Parenting, Power, and the Chain of Command
The same pattern appears in the following sections. Children are told to obey their parents, and fathers are told not to provoke their children to anger. Slaves are told to obey their masters with sincerity, and masters are reminded that they too “have the same Master in heaven.” The text reflects a social order that was assumed rather than questioned—one where hierarchy was seen as natural. Yet within those hierarchies, Paul seems to encourage restraint, fairness, and compassion.
It raises questions about how moral ideals develop within the frameworks of their time. If Paul were writing to a different audience in a different culture, would his examples have looked the same? Was he endorsing the structures themselves, or offering ethical guidance within them? It’s impossible to know for sure, but the questions highlight the tension between the world the letter addressed and the one we live in now.

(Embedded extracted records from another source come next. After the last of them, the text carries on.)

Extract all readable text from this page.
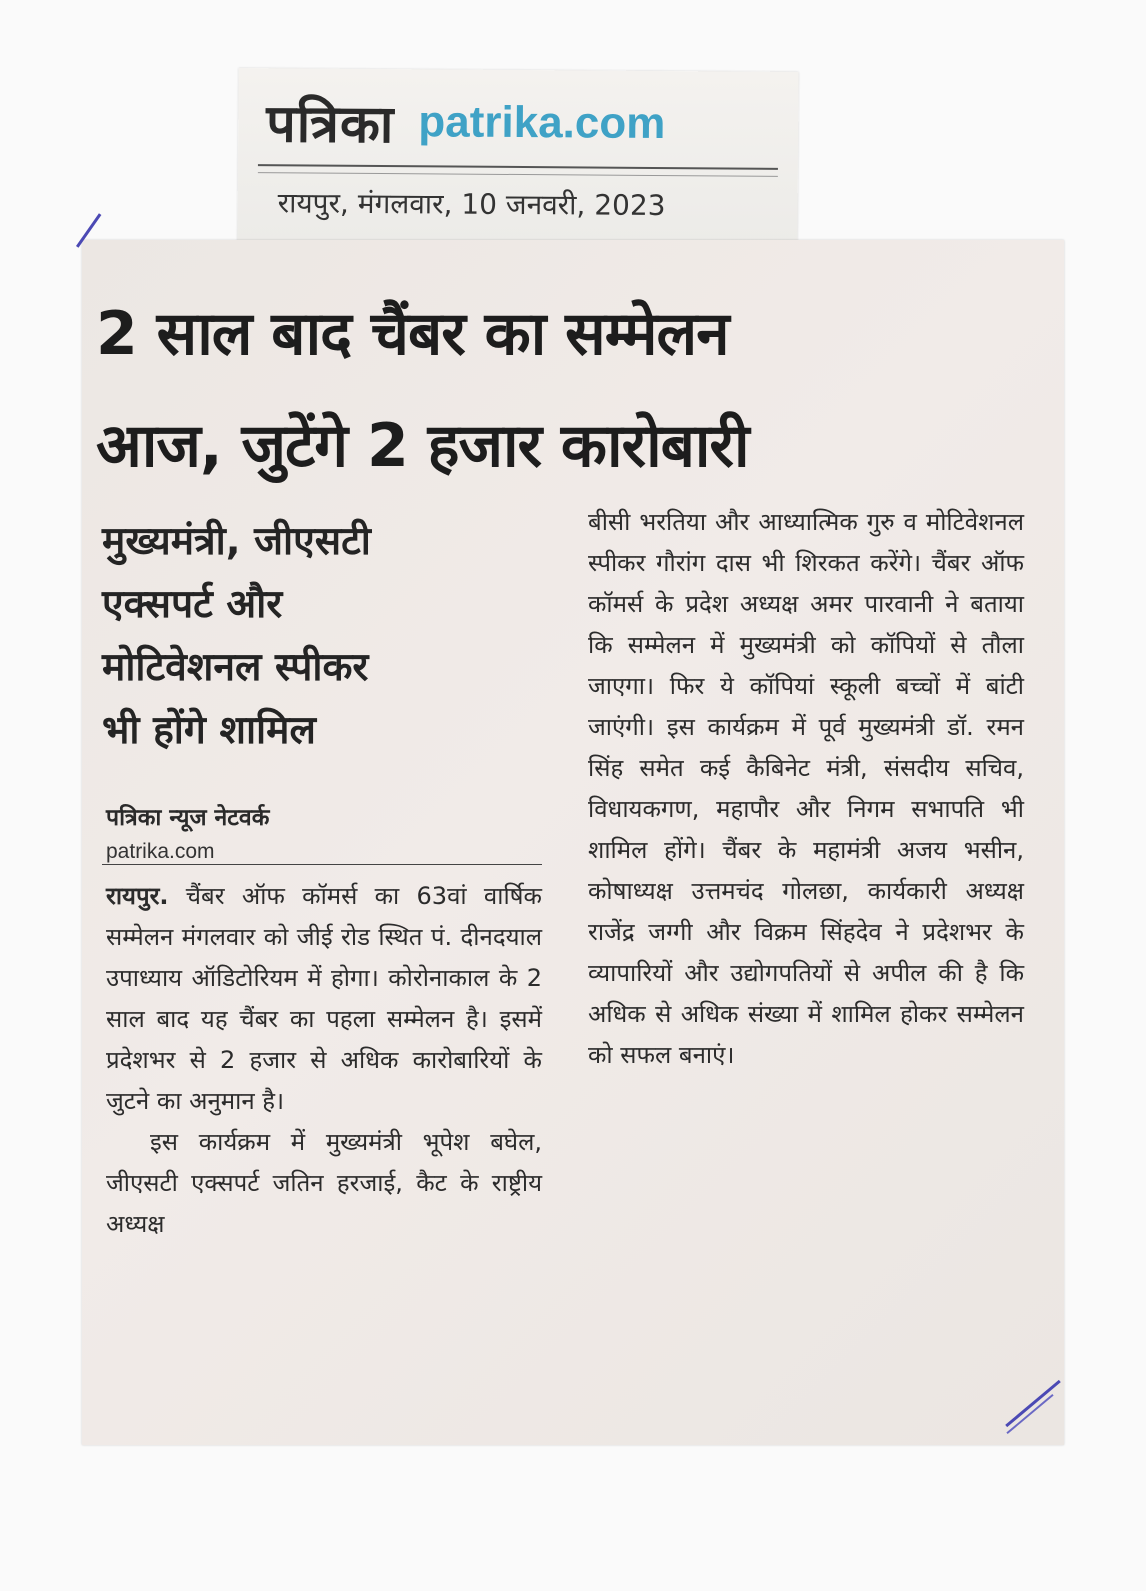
पत्रिका patrika.com
रायपुर, मंगलवार, 10 जनवरी, 2023
2 साल बाद चैंबर का सम्मेलन
आज, जुटेंगे 2 हजार कारोबारी
मुख्यमंत्री, जीएसटी
एक्सपर्ट और
मोटिवेशनल स्पीकर
भी होंगे शामिल
पत्रिका न्यूज नेटवर्क
patrika.com

रायपुर. चैंबर ऑफ कॉमर्स का 63वां वार्षिक सम्मेलन मंगलवार को जीई रोड स्थित पं. दीनदयाल उपाध्याय ऑडिटोरियम में होगा। कोरोनाकाल के 2 साल बाद यह चैंबर का पहला सम्मेलन है। इसमें प्रदेशभर से 2 हजार से अधिक कारोबारियों के जुटने का अनुमान है।

इस कार्यक्रम में मुख्यमंत्री भूपेश बघेल, जीएसटी एक्सपर्ट जतिन हरजाई, कैट के राष्ट्रीय अध्यक्ष

बीसी भरतिया और आध्यात्मिक गुरु व मोटिवेशनल स्पीकर गौरांग दास भी शिरकत करेंगे। चैंबर ऑफ कॉमर्स के प्रदेश अध्यक्ष अमर पारवानी ने बताया कि सम्मेलन में मुख्यमंत्री को कॉपियों से तौला जाएगा। फिर ये कॉपियां स्कूली बच्चों में बांटी जाएंगी। इस कार्यक्रम में पूर्व मुख्यमंत्री डॉ. रमन सिंह समेत कई कैबिनेट मंत्री, संसदीय सचिव, विधायकगण, महापौर और निगम सभापति भी शामिल होंगे। चैंबर के महामंत्री अजय भसीन, कोषाध्यक्ष उत्तमचंद गोलछा, कार्यकारी अध्यक्ष राजेंद्र जग्गी और विक्रम सिंहदेव ने प्रदेशभर के व्यापारियों और उद्योगपतियों से अपील की है कि अधिक से अधिक संख्या में शामिल होकर सम्मेलन को सफल बनाएं।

Then vs. Now: A Mirror, Not a Manual
When read today, these passages challenge modern readers to think about how social norms evolve. Most people would reject the notion of one person being subordinate to another based solely on gender or status. Yet the idea of mutual responsibility—that power should be balanced by care, and authority by humility—still feels relevant. The text seems to move between two impulses: maintaining order and urging empathy within that order.
The household code may not describe the world we live in, but it reflects how early communities tried to build ethical relationships within the limits of their culture. In that sense, it serves as both a historical document and a mirror. It shows how people have always wrestled with the same question: how to live well together when power is unevenly distributed.